深いトコロを「伝える技術」 (4)

菊間千乃さん:思いを込めた「遺言書」で相続トラブルを防ぐ

執筆者:フォーサイト編集部 2025年2月11日
タグ: 日本
遺言書は家族に対する人生最後のラブレター(写真は本人提供)

――遺言書は人生最後のメッセージを伝える大事な書類ですが、実際に書いたことある人は少ないように思えます。

 遺言書は、被相続人(亡くなった方)の方が、自分の想い通りの遺産相続を実現するため、そして、遺された家族が争うことなく、速やかに相続手続きを進めることができるようにするために、作成しておくとよい書類です。

 特に遺産を法定相続分に従って分けたくない場合は、遺言書を書いておく必要があります。例えば、相続先の子供たちが2人兄弟で、一方に多く財産を残したい、自治体や特定非営利活動法人(NPO法人)など自分の思いを実現してくれるような組織に遺贈寄付したい場合などは、遺言書を作成することで、自分の意思通りの相続が行われる可能性が高くなります。

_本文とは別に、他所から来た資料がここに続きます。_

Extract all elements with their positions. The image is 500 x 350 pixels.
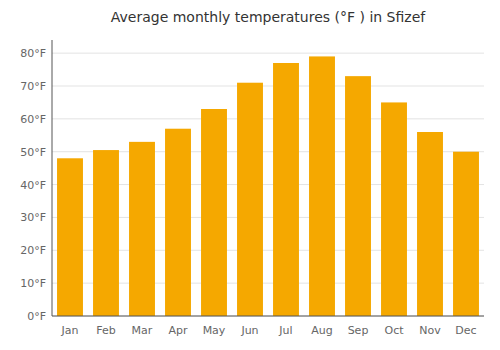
x-tick-label: Feb — [96, 324, 115, 337]
y-tick-label: 40°F — [20, 179, 46, 192]
x-tick-label: Jul — [278, 324, 292, 337]
x-tick-label: Mar — [132, 324, 153, 337]
y-tick-label: 20°F — [20, 244, 46, 257]
y-tick-label: 60°F — [20, 113, 46, 126]
x-tick-label: Jan — [61, 324, 79, 337]
bar — [381, 102, 407, 316]
grid-line — [52, 316, 484, 317]
bar — [453, 152, 479, 316]
bar — [273, 63, 299, 316]
bar — [417, 132, 443, 316]
y-tick-label: 70°F — [20, 80, 46, 93]
y-tick-label: 10°F — [20, 277, 46, 290]
bar — [165, 129, 191, 316]
grid-line — [52, 118, 484, 119]
y-tick-label: 50°F — [20, 146, 46, 159]
y-tick-label: 80°F — [20, 47, 46, 60]
x-tick-label: Oct — [384, 324, 404, 337]
x-tick-label: Dec — [455, 324, 476, 337]
bar — [129, 142, 155, 316]
y-tick-label: 0°F — [27, 310, 46, 323]
chart-container: Average monthly temperatures (°F ) in Sf… — [0, 0, 500, 350]
x-tick-label: Aug — [311, 324, 332, 337]
grid — [52, 53, 484, 316]
bar — [237, 83, 263, 316]
bars — [57, 56, 479, 316]
x-axis-line — [52, 316, 484, 317]
y-axis-line — [52, 40, 53, 316]
title: Average monthly temperatures (°F ) in Sf… — [111, 9, 427, 25]
y-tick-label: 30°F — [20, 211, 46, 224]
bar — [93, 150, 119, 316]
bar — [345, 76, 371, 316]
bar — [57, 158, 83, 316]
bar — [309, 56, 335, 316]
chart-svg: Average monthly temperatures (°F ) in Sf… — [0, 0, 500, 350]
grid-line — [52, 53, 484, 54]
x-tick-label: Nov — [419, 324, 441, 337]
x-tick-label: Jun — [240, 324, 258, 337]
x-tick-label: Sep — [348, 324, 369, 337]
grid-line — [52, 86, 484, 87]
x-tick-label: Apr — [168, 324, 188, 337]
x-tick-label: May — [203, 324, 226, 337]
bar — [201, 109, 227, 316]
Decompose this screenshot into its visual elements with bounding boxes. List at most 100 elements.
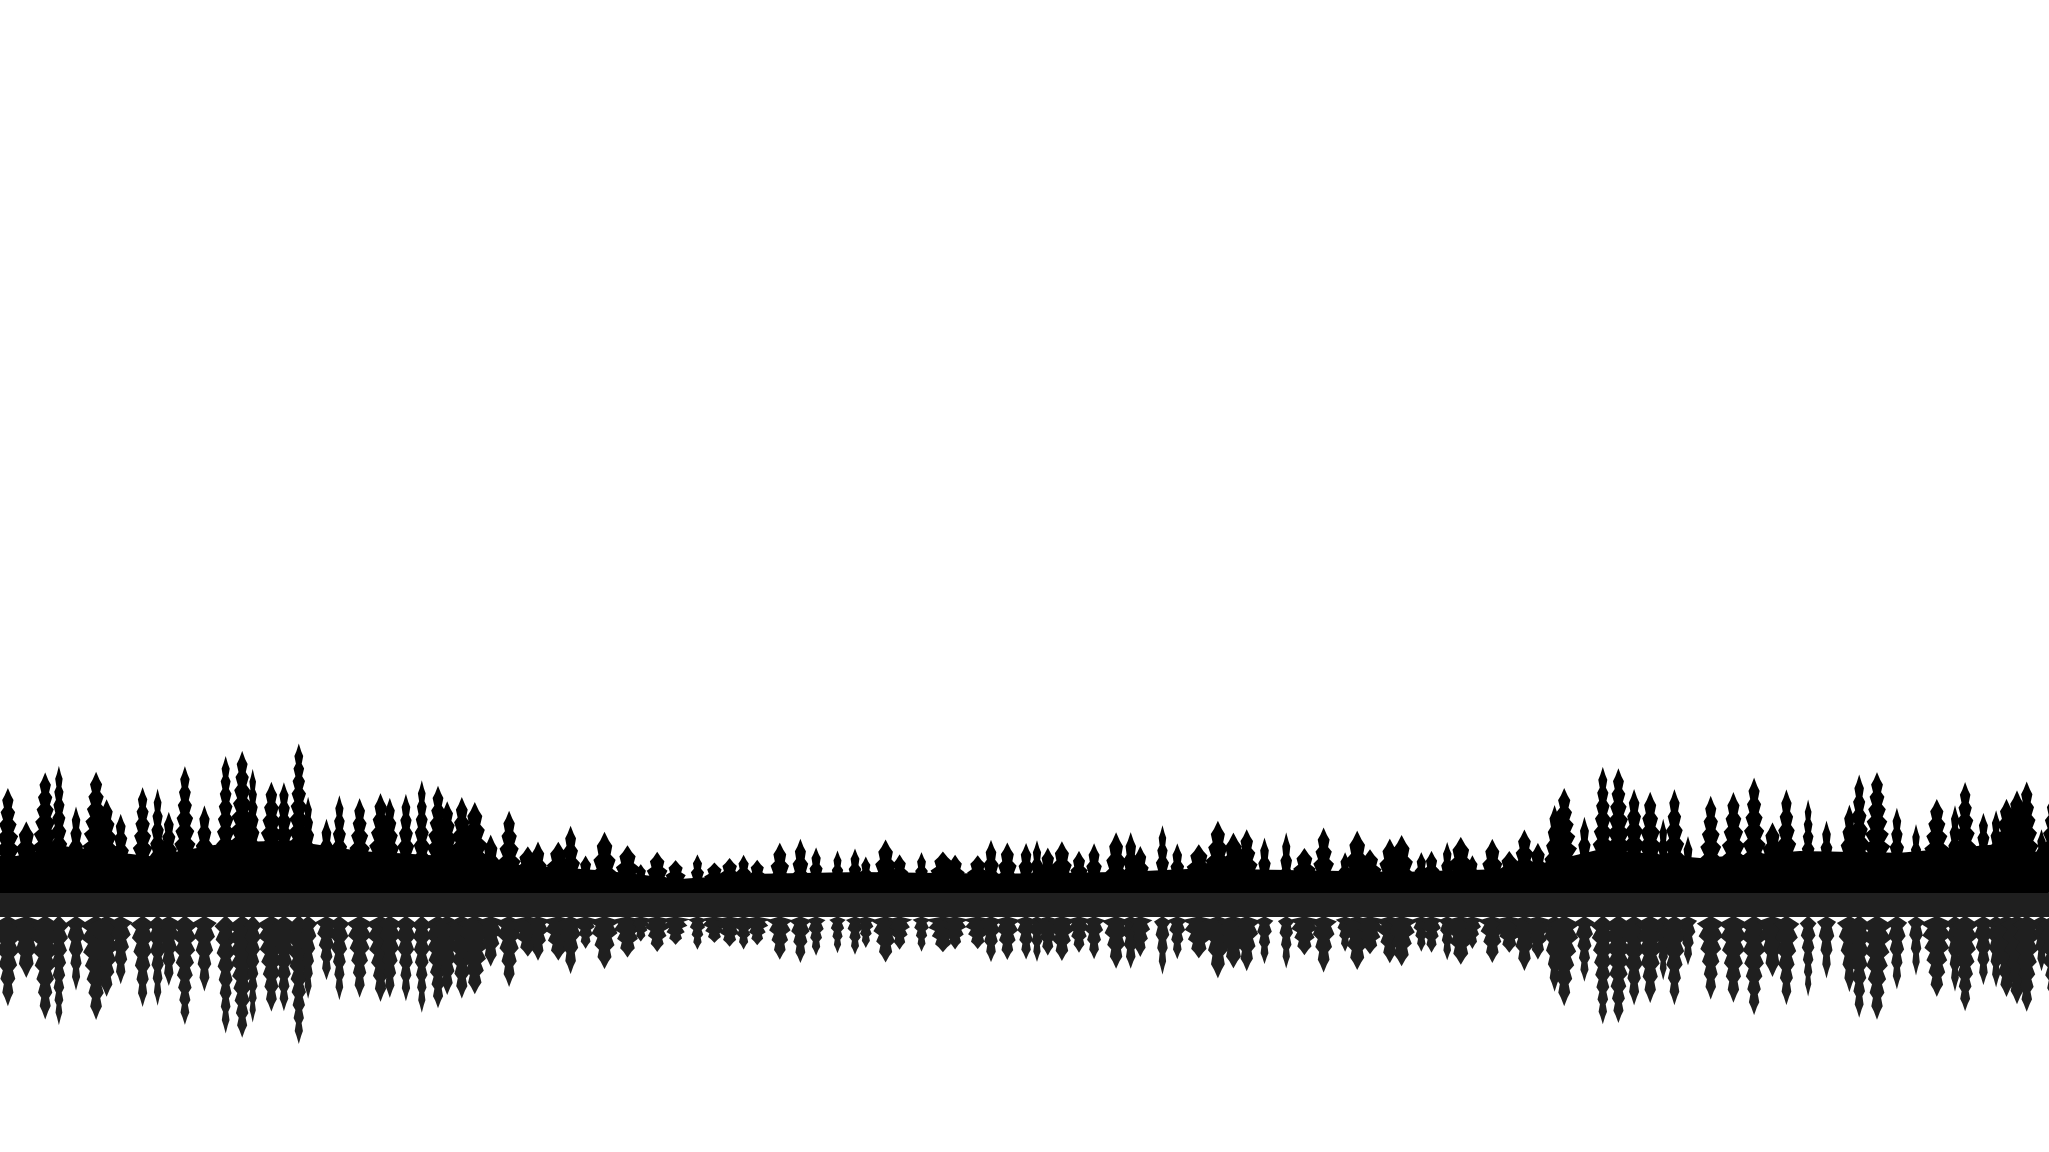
tree-reflection-9 (130, 917, 155, 1007)
tree-111 (1798, 799, 1818, 893)
tree-reflection-49 (766, 917, 793, 960)
tree-reflection-22 (329, 917, 350, 1001)
tree-reflection-110 (1773, 917, 1800, 1006)
tree-reflection-116 (1886, 917, 1908, 990)
tree-reflection-23 (346, 917, 374, 998)
tree-reflection-56 (886, 917, 913, 950)
tree-67 (1065, 850, 1093, 893)
tree-71 (1126, 846, 1154, 893)
tree-reflection-5 (65, 917, 87, 991)
tree-reflection-25 (377, 917, 403, 998)
tree-reflection-33 (495, 917, 523, 987)
tree-59 (939, 854, 971, 893)
tree-reflection-102 (1635, 917, 1666, 1004)
tree-reflection-127 (2037, 917, 2049, 992)
tree-reflection-37 (558, 917, 583, 975)
tree-reflection-86 (1385, 917, 1418, 967)
tree-97 (1546, 788, 1582, 893)
tree-reflection-104 (1661, 917, 1688, 1006)
tree-49 (765, 842, 795, 893)
tree-reflection-11 (157, 917, 181, 986)
tree-reflection-98 (1574, 917, 1595, 982)
tree-26 (393, 793, 419, 893)
tree-reflection-41 (630, 917, 652, 942)
tree-reflection-31 (456, 917, 493, 995)
tree-reflection-13 (192, 917, 217, 992)
tree-reflection-61 (980, 917, 1002, 963)
tree-reflection-91 (1461, 917, 1483, 949)
forest-silhouette (0, 743, 2049, 893)
tree-1 (0, 788, 25, 893)
tree-reflection-77 (1232, 917, 1261, 972)
tree-115 (1859, 772, 1895, 893)
tree-reflection-10 (147, 917, 168, 1006)
tree-9 (129, 787, 157, 893)
tree-reflection-120 (1951, 917, 1979, 1012)
tree-35 (524, 841, 552, 893)
tree-81 (1308, 827, 1339, 893)
tree-reflection-80 (1288, 917, 1321, 956)
tree-reflection-72 (1154, 917, 1171, 975)
tree-reflection-95 (1524, 917, 1552, 960)
tree-reflection-26 (395, 917, 417, 1002)
tree-reflection-106 (1696, 917, 1725, 1000)
tree-107 (1716, 792, 1751, 893)
tree-reflection-57 (912, 917, 931, 952)
tree-48 (742, 859, 773, 893)
tree-reflection-73 (1167, 917, 1188, 960)
tree-98 (1573, 816, 1596, 893)
tree-reflection-59 (941, 917, 969, 950)
tree-73 (1166, 843, 1189, 893)
tree-52 (828, 850, 847, 893)
tree-reflection-44 (688, 917, 707, 950)
tree-reflection-117 (1907, 917, 1925, 976)
tree-33 (493, 810, 525, 893)
tree-22 (328, 795, 351, 893)
tree-reflection-2 (9, 917, 44, 978)
tree-91 (1460, 855, 1485, 893)
tree-reflection-68 (1082, 917, 1106, 960)
tree-reflection-74 (1181, 917, 1217, 959)
tree-4 (47, 765, 70, 893)
tree-reflection-114 (1846, 917, 1872, 1018)
tree-105 (1677, 836, 1699, 893)
tree-reflection-99 (1590, 917, 1615, 1025)
tree-32 (475, 834, 506, 893)
tree-reflection-112 (1816, 917, 1837, 979)
tree-43 (659, 860, 692, 893)
tree-reflection-40 (610, 917, 645, 958)
tree-62 (992, 842, 1023, 893)
tree-95 (1522, 842, 1554, 893)
tree-reflection-16 (243, 917, 262, 1023)
tree-20 (297, 796, 319, 893)
tree-reflection-81 (1310, 917, 1337, 973)
tree-41 (629, 864, 653, 893)
tree-reflection-115 (1861, 917, 1893, 1020)
tree-116 (1885, 807, 1909, 893)
tree-reflection-78 (1255, 917, 1274, 965)
tree-79 (1277, 832, 1296, 893)
tree-54 (855, 856, 877, 893)
tree-reflection-88 (1420, 917, 1443, 953)
tree-12 (170, 766, 199, 893)
tree-reflection-79 (1277, 917, 1295, 969)
tree-reflection-27 (411, 917, 432, 1013)
tree-reflection-100 (1603, 917, 1634, 1023)
tree-51 (805, 847, 827, 893)
tree-88 (1418, 850, 1445, 893)
tree-13 (190, 805, 219, 893)
tree-reflection-54 (856, 917, 876, 948)
tree-reflection-32 (477, 917, 505, 967)
tree-78 (1254, 837, 1275, 893)
tree-72 (1153, 825, 1172, 893)
tree-80 (1286, 848, 1323, 893)
tree-reflection-107 (1718, 917, 1749, 1003)
tree-110 (1772, 789, 1801, 893)
tree-120 (1949, 782, 1981, 893)
tree-38 (573, 855, 599, 893)
tree-77 (1231, 829, 1263, 893)
forest-reflection (0, 917, 2049, 1044)
tree-reflection-3 (29, 917, 61, 1020)
tree-27 (410, 780, 433, 893)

 一方で、被相続人の想いのままに、法定相続とは異なる内容だけが書かれた遺言書を作成しても、私の実務の経験上、高い確率で、遺族間の遺産を巡るトラブルに発展してしまうのではないかと思います。

著書に『おひとりさま・おふたりさまの相続・終活相談』がある菊間千乃氏は、弁護士として多くの相続案件に携わってきた。遺言書は「最後のラブレター」だという菊間氏に、法的拘束力を持ちながら、自分の意思をしっかりと伝える遺言書の書き方について話を聞いた。